The disgraced cycling icon speculated in social media that Froome and his team might be "too strong to be clean." Armstrong's tweets can be accessed here.
Earlier that day, Froome, Porte, and Sky blazed pass the competition on the first summit finish of the race. A select group of favorites managed to ascent with them at La Pierre-Saint-Martin, but Froome saved his best efforts for the last slope of the race and no one could keep pace.
Daniel McMahon of Business Insider writes, "With his dominating performance Froome extended his lead and put his stamp on the world's premier bicycle race as the strongest man and clear favorite to win in Paris on July 26, even though there are several tough mountain stages still to go."
The present success of the 30-year-old Kenyan-born British cyclist prompted Armstrong to tweet out "Clearly Froome/Porte/Sky are very strong. Too strong to be clean? Don't ask me, I have no clue."
The tweet has since then garnered four thousand retweets, with one Twitter user commenting "@lancearmstrong you destroyed the reputation of this great race and now you try to harm it further by accusing others? Please stop."
Armstrong then responded "@danieljcastille I'm not accusing anyone In [sic] fact, quite the opposite. I'm not interested (nor do I have the credibility) to opine there."
In his autobiography, published last year, Froome spurned Armstrong:
"I am not a student of Lance Armstrong or that period in cycling. He doesn't interest me and that era doesn't interest me... You think I'm guilty. Can you prove it? No. I know I'm clean. Can I prove it? No. You heard it all before from Lance Armstrong. Well, I'm not Lance Armstrong. You won't get fooled again.

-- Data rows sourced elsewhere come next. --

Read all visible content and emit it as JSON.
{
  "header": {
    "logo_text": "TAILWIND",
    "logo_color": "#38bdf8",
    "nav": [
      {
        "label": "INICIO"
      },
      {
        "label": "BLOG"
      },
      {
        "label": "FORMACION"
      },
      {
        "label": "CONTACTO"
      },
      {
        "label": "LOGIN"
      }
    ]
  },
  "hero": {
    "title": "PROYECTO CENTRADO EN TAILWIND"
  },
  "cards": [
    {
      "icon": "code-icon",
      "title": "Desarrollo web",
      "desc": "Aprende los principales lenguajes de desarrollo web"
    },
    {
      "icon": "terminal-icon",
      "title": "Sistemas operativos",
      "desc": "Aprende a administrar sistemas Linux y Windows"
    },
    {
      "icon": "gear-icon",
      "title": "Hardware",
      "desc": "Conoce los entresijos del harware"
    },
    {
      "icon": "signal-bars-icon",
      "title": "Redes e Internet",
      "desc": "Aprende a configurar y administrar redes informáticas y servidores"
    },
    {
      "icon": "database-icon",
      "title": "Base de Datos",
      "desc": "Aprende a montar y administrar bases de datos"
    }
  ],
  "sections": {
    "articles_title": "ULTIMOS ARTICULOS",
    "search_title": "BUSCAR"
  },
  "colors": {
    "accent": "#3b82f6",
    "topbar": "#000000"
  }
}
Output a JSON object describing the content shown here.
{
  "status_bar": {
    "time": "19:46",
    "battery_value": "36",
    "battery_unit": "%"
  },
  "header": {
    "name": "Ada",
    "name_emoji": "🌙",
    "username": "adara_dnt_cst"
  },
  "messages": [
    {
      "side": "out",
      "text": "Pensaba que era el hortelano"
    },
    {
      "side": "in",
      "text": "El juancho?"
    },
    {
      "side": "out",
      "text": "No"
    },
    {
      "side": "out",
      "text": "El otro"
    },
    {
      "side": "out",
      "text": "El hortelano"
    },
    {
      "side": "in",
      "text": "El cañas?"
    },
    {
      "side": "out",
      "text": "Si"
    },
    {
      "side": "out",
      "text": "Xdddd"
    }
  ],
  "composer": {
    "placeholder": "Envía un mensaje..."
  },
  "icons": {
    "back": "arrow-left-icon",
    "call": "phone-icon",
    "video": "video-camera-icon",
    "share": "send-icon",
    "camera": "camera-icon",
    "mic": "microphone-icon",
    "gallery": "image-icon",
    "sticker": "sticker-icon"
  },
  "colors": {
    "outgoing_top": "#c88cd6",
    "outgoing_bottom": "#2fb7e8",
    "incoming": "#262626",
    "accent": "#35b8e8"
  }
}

Not by me you won't, ever."
Also on Tuesday, BBC Sport stated that Froome's computer files with his performance data had been hacked.
"Team Sky believe their computers have been hacked by critics convinced Tour de France leader Chris Froome is using performance-enhancing drugs," BBC Sport reported.
Froome has been scrutinized since his Tour win in 2013, yet he has always insisted upon his purity.
In hindsight, the US Anti-Doping Agency found that Armstrong and his team ran "the most sophisticated, professionalized and successful doping program that sport has ever seen." He was stripped of his achievements after it was discovered that his victories were aided by a variety of performance-enhancing drugs.
Armstrong is facing a $100 million lawsuit from a former teammate, Floyd Landis, which could bring him financial ruin.